IŞİD/DEAŞ’ın emanetine verilmiş olan Membiç’in 15 Temmuz darbe girişimi sonrasında, Türk ordusunda kahredici bir savrulma yaşandığı bir süreçte “kurtarılması” yalnızca bir rastlantı mıdır? “Kurtarılan” Menbiç halkının göçe zorlanması ve nüfusunun yalnızca yüzde üçü Kürt olan ilçenin adının Mabuk (Kürtçede ölümsüz gelin) olarak değiştirilmesi neyin hazırlığıdır?

Halep’in kapısı dediğimiz Menbiç’in IŞİD/DEAŞ’tan geri alınması operasyonun arkasındaki dinamikleri doğru okuyamadığımızdan, haberi “Menbiç Kurtarıldı” havasında değerlendirdik. 13 Ağustos’ta, Suriye Demokratik Güçleri kamuflajı altındaki CIA destekli PKK/YPG güçlerininin, IŞİD/DEAŞ’ın emanetine verilmiş olan Menbiç’i geri aldığını “müjdelerken”, bu operasyonla kimin kimi kimden kurtardığını sorgulama gereği bile duymadık.

ABD destekli PKK/YPG güçlerinin Türkiye’nin “kırmızı çizgim” dediği Fırat’ın batısına geçmeleri, Menbiç’i IŞİD/DEAŞ’tan teslim almaları, Suriye’de yaşanacak çok önemli gelişmelerin ilk adımlarından biridir.
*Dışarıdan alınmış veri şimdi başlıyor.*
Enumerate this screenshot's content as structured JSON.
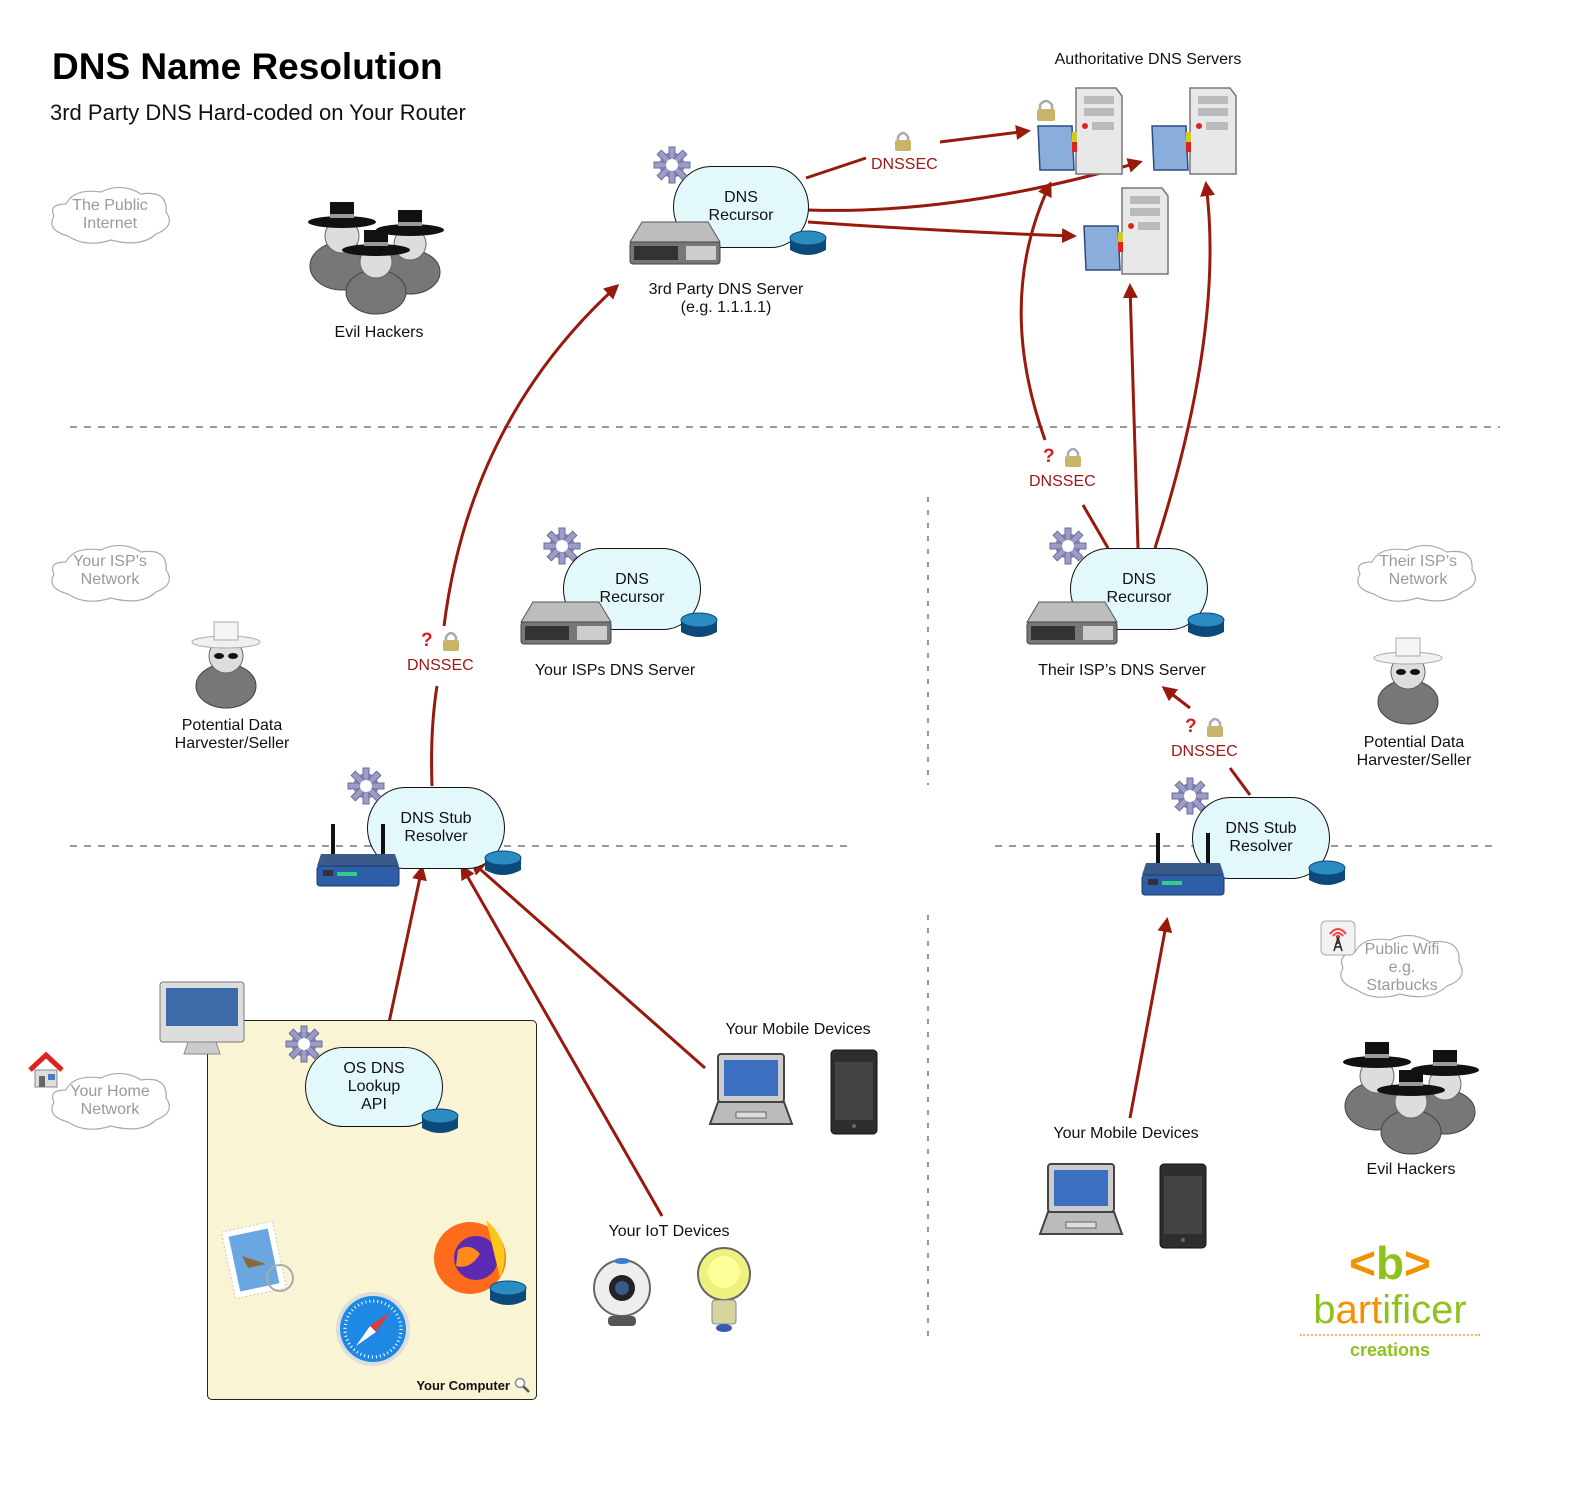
{
  "header": {
    "title": "DNS Name Resolution",
    "subtitle": "3rd Party DNS Hard-coded on Your Router"
  },
  "zones": {
    "public_internet": "The Public\nInternet",
    "your_isp": "Your ISP’s\nNetwork",
    "their_isp": "Their ISP’s\nNetwork",
    "home": "Your Home\nNetwork",
    "public_wifi": "Public Wifi\ne.g.\nStarbucks"
  },
  "nodes": {
    "authoritative_label": "Authoritative DNS Servers",
    "third_party_recursor": "DNS\nRecursor",
    "third_party_label": "3rd Party DNS Server\n(e.g. 1.1.1.1)",
    "your_isp_recursor": "DNS\nRecursor",
    "your_isp_label": "Your ISPs DNS Server",
    "their_isp_recursor": "DNS\nRecursor",
    "their_isp_label": "Their ISP’s DNS Server",
    "home_stub": "DNS Stub\nResolver",
    "wifi_stub": "DNS Stub\nResolver",
    "os_api": "OS DNS\nLookup\nAPI",
    "your_computer": "Your Computer",
    "home_mobile_label": "Your Mobile Devices",
    "iot_label": "Your IoT Devices",
    "wifi_mobile_label": "Your Mobile Devices"
  },
  "actors": {
    "evil_hackers_top": "Evil Hackers",
    "harvester_left": "Potential Data\nHarvester/Seller",
    "harvester_right": "Potential Data\nHarvester/Seller",
    "evil_hackers_bottom": "Evil Hackers"
  },
  "annotations": {
    "dnssec": "DNSSEC",
    "unknown": "?"
  },
  "logo": {
    "mark_open": "<",
    "mark_b": "b",
    "mark_close": ">",
    "name_part1": "b",
    "name_part2": "art",
    "name_part3": "ificer",
    "tagline": "creations"
  },
  "colors": {
    "arrow": "#981a0c",
    "dnssec_text": "#a01818",
    "pill_fill": "#e2f8fb",
    "computer_box": "#f8f4d4",
    "logo_green": "#8dc21f",
    "logo_orange": "#f39200"
  }
}
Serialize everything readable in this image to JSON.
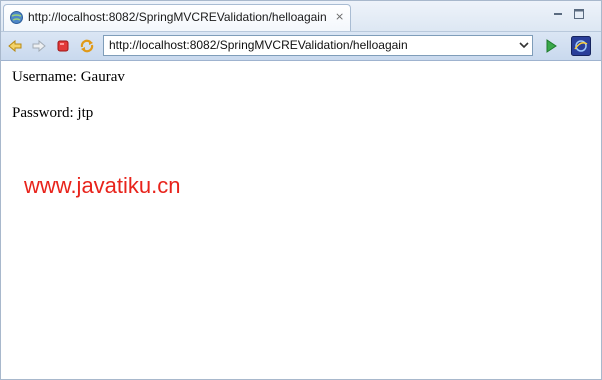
{
  "tab": {
    "title": "http://localhost:8082/SpringMVCREValidation/helloagain",
    "close_glyph": "⨯"
  },
  "toolbar": {
    "url": "http://localhost:8082/SpringMVCREValidation/helloagain",
    "icons": [
      "back-icon",
      "forward-icon",
      "stop-icon",
      "refresh-icon",
      "dropdown-icon",
      "go-icon",
      "browser-logo-icon"
    ]
  },
  "page": {
    "username_line": "Username: Gaurav",
    "password_line": "Password: jtp",
    "watermark": "www.javatiku.cn"
  },
  "colors": {
    "watermark": "#e8231b",
    "toolbar": "#c9d9ee",
    "tabbar": "#dde7f3"
  }
}
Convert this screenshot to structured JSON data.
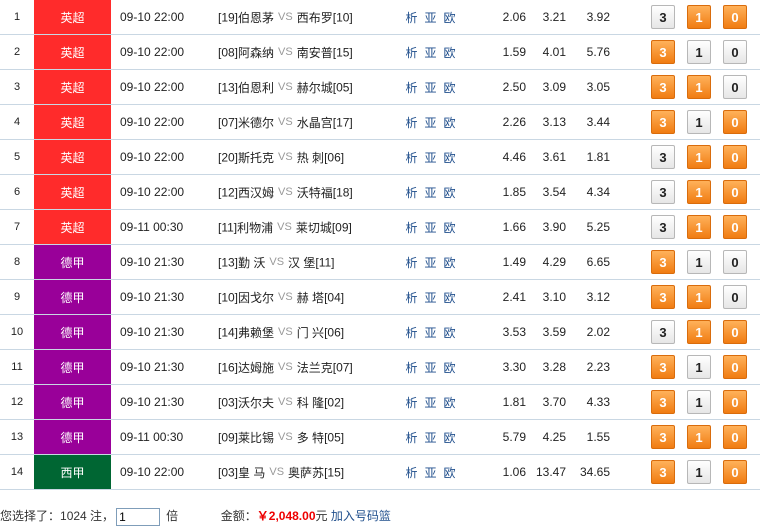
{
  "colors": {
    "英超": "#ff2b2b",
    "德甲": "#990099",
    "西甲": "#006633",
    "btn_on": "#f07c12",
    "btn_off": "#eeeeee"
  },
  "vs_label": "VS",
  "links": [
    "析",
    "亚",
    "欧"
  ],
  "matches": [
    {
      "idx": "1",
      "league": "英超",
      "time": "09-10 22:00",
      "home_rank": "[19]",
      "home": "伯恩茅",
      "away": "西布罗",
      "away_rank": "[10]",
      "odds": [
        "2.06",
        "3.21",
        "3.92"
      ],
      "bets": [
        {
          "label": "3",
          "selected": false
        },
        {
          "label": "1",
          "selected": true
        },
        {
          "label": "0",
          "selected": true
        }
      ]
    },
    {
      "idx": "2",
      "league": "英超",
      "time": "09-10 22:00",
      "home_rank": "[08]",
      "home": "阿森纳",
      "away": "南安普",
      "away_rank": "[15]",
      "odds": [
        "1.59",
        "4.01",
        "5.76"
      ],
      "bets": [
        {
          "label": "3",
          "selected": true
        },
        {
          "label": "1",
          "selected": false
        },
        {
          "label": "0",
          "selected": false
        }
      ]
    },
    {
      "idx": "3",
      "league": "英超",
      "time": "09-10 22:00",
      "home_rank": "[13]",
      "home": "伯恩利",
      "away": "赫尔城",
      "away_rank": "[05]",
      "odds": [
        "2.50",
        "3.09",
        "3.05"
      ],
      "bets": [
        {
          "label": "3",
          "selected": true
        },
        {
          "label": "1",
          "selected": true
        },
        {
          "label": "0",
          "selected": false
        }
      ]
    },
    {
      "idx": "4",
      "league": "英超",
      "time": "09-10 22:00",
      "home_rank": "[07]",
      "home": "米德尔",
      "away": "水晶宫",
      "away_rank": "[17]",
      "odds": [
        "2.26",
        "3.13",
        "3.44"
      ],
      "bets": [
        {
          "label": "3",
          "selected": true
        },
        {
          "label": "1",
          "selected": false
        },
        {
          "label": "0",
          "selected": true
        }
      ]
    },
    {
      "idx": "5",
      "league": "英超",
      "time": "09-10 22:00",
      "home_rank": "[20]",
      "home": "斯托克",
      "away": "热 刺",
      "away_rank": "[06]",
      "odds": [
        "4.46",
        "3.61",
        "1.81"
      ],
      "bets": [
        {
          "label": "3",
          "selected": false
        },
        {
          "label": "1",
          "selected": true
        },
        {
          "label": "0",
          "selected": true
        }
      ]
    },
    {
      "idx": "6",
      "league": "英超",
      "time": "09-10 22:00",
      "home_rank": "[12]",
      "home": "西汉姆",
      "away": "沃特福",
      "away_rank": "[18]",
      "odds": [
        "1.85",
        "3.54",
        "4.34"
      ],
      "bets": [
        {
          "label": "3",
          "selected": false
        },
        {
          "label": "1",
          "selected": true
        },
        {
          "label": "0",
          "selected": true
        }
      ]
    },
    {
      "idx": "7",
      "league": "英超",
      "time": "09-11 00:30",
      "home_rank": "[11]",
      "home": "利物浦",
      "away": "莱切城",
      "away_rank": "[09]",
      "odds": [
        "1.66",
        "3.90",
        "5.25"
      ],
      "bets": [
        {
          "label": "3",
          "selected": false
        },
        {
          "label": "1",
          "selected": true
        },
        {
          "label": "0",
          "selected": true
        }
      ]
    },
    {
      "idx": "8",
      "league": "德甲",
      "time": "09-10 21:30",
      "home_rank": "[13]",
      "home": "勤 沃",
      "away": "汉 堡",
      "away_rank": "[11]",
      "odds": [
        "1.49",
        "4.29",
        "6.65"
      ],
      "bets": [
        {
          "label": "3",
          "selected": true
        },
        {
          "label": "1",
          "selected": false
        },
        {
          "label": "0",
          "selected": false
        }
      ]
    },
    {
      "idx": "9",
      "league": "德甲",
      "time": "09-10 21:30",
      "home_rank": "[10]",
      "home": "因戈尔",
      "away": "赫 塔",
      "away_rank": "[04]",
      "odds": [
        "2.41",
        "3.10",
        "3.12"
      ],
      "bets": [
        {
          "label": "3",
          "selected": true
        },
        {
          "label": "1",
          "selected": true
        },
        {
          "label": "0",
          "selected": false
        }
      ]
    },
    {
      "idx": "10",
      "league": "德甲",
      "time": "09-10 21:30",
      "home_rank": "[14]",
      "home": "弗赖堡",
      "away": "门 兴",
      "away_rank": "[06]",
      "odds": [
        "3.53",
        "3.59",
        "2.02"
      ],
      "bets": [
        {
          "label": "3",
          "selected": false
        },
        {
          "label": "1",
          "selected": true
        },
        {
          "label": "0",
          "selected": true
        }
      ]
    },
    {
      "idx": "11",
      "league": "德甲",
      "time": "09-10 21:30",
      "home_rank": "[16]",
      "home": "达姆施",
      "away": "法兰克",
      "away_rank": "[07]",
      "odds": [
        "3.30",
        "3.28",
        "2.23"
      ],
      "bets": [
        {
          "label": "3",
          "selected": true
        },
        {
          "label": "1",
          "selected": false
        },
        {
          "label": "0",
          "selected": true
        }
      ]
    },
    {
      "idx": "12",
      "league": "德甲",
      "time": "09-10 21:30",
      "home_rank": "[03]",
      "home": "沃尔夫",
      "away": "科 隆",
      "away_rank": "[02]",
      "odds": [
        "1.81",
        "3.70",
        "4.33"
      ],
      "bets": [
        {
          "label": "3",
          "selected": true
        },
        {
          "label": "1",
          "selected": false
        },
        {
          "label": "0",
          "selected": true
        }
      ]
    },
    {
      "idx": "13",
      "league": "德甲",
      "time": "09-11 00:30",
      "home_rank": "[09]",
      "home": "莱比锡",
      "away": "多 特",
      "away_rank": "[05]",
      "odds": [
        "5.79",
        "4.25",
        "1.55"
      ],
      "bets": [
        {
          "label": "3",
          "selected": true
        },
        {
          "label": "1",
          "selected": true
        },
        {
          "label": "0",
          "selected": true
        }
      ]
    },
    {
      "idx": "14",
      "league": "西甲",
      "time": "09-10 22:00",
      "home_rank": "[03]",
      "home": "皇 马",
      "away": "奥萨苏",
      "away_rank": "[15]",
      "odds": [
        "1.06",
        "13.47",
        "34.65"
      ],
      "bets": [
        {
          "label": "3",
          "selected": true
        },
        {
          "label": "1",
          "selected": false
        },
        {
          "label": "0",
          "selected": true
        }
      ]
    }
  ],
  "footer": {
    "selected_prefix": "您选择了：",
    "selected_count": "1024",
    "selected_suffix": " 注，",
    "multiple_value": "1",
    "multiple_unit": "倍",
    "amount_label": "金额：",
    "amount_value": "￥2,048.00",
    "amount_unit": "元",
    "add_link": "加入号码篮"
  }
}
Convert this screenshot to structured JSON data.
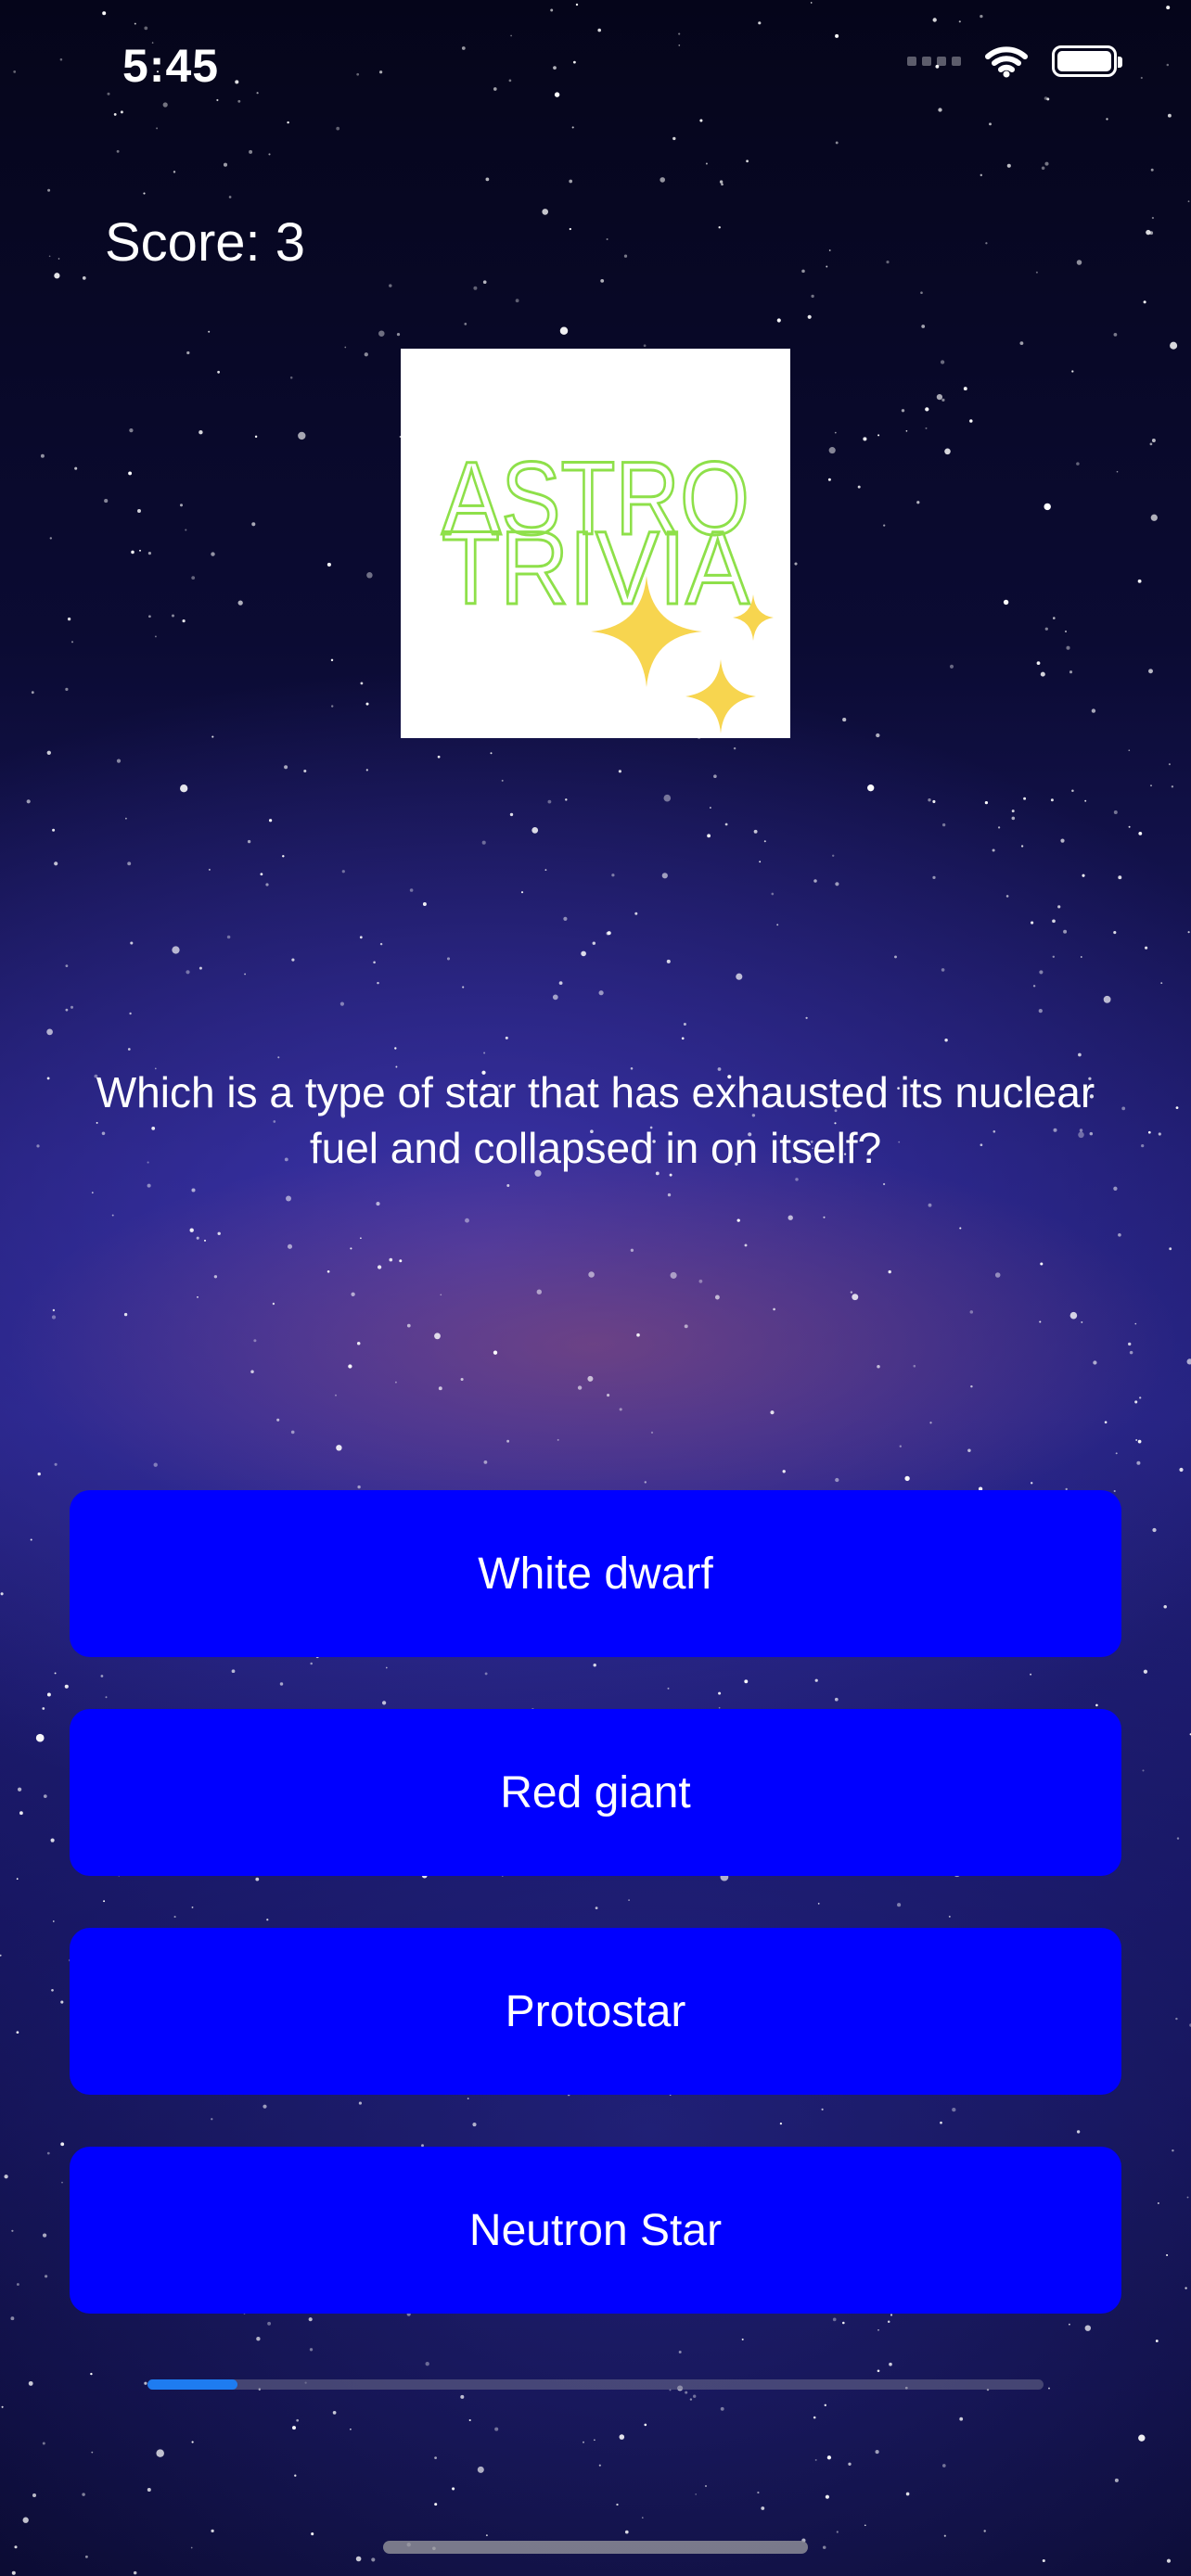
{
  "status_bar": {
    "time": "5:45",
    "icons": [
      "cellular-signal-icon",
      "wifi-icon",
      "battery-icon"
    ]
  },
  "score": {
    "text": "Score: 3"
  },
  "logo": {
    "line1": "ASTRO",
    "line2": "TRIVIA",
    "text_color": "#8ee04a",
    "sparkle_color": "#f7d54f"
  },
  "question": {
    "text": "Which is a type of star that has exhausted its nuclear fuel and collapsed in on itself?"
  },
  "answers": [
    {
      "label": "White dwarf"
    },
    {
      "label": "Red giant"
    },
    {
      "label": "Protostar"
    },
    {
      "label": "Neutron Star"
    }
  ],
  "progress": {
    "fraction": 0.1
  },
  "colors": {
    "button": "#0000ff",
    "progress_fill": "#1e7cf0",
    "text": "#ffffff"
  }
}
Menbiç Halep’in kapısıdır.

Menbiç, Halep’in soluk borusudur.

Menbiç’in “kurtarılması”, Türkiye’nin kırmızı çizgi ilan ettiği Afrin ve Ayn el Arap (Kobani) kantonları arasındaki 90 km’lik Mare Hattı’nın giderek anlamını yitirmesi, kantonların birleşmesi, dolayısıyla ABD/İsrail Koridoru’nun bir adım daha Akdeniz’e yaklaşması demektir.

Nüfusunun yalnızca yüzde üçü Kürt olan Menbiç’in adının Kürtçe “ölümsüz gelin” anlamında Mabuk olarak değiştirilmesi, 70 bin kişinin zorla göç ettirilmesi neyin hazırlığıdır? Aynı oyunu ABD desteğindeki PYD, Ayn-el Arap’ı Kobani yaparak, Tel Abyab’ı Gire Spi yaparak sergilemedi mi? Bu, Irak’ın kuzeyinde olduğu gibi, bir özerklik ilanı hazırlığı değil midir?

Suriye’nin kuzeyinde, 2011’den bu yana oluşturulan Kantonların birleştirilmesi, Türkiye’nin 1200 km’lik güney sınırları (Irak+Suriye) boyunca kuşatılması demektir.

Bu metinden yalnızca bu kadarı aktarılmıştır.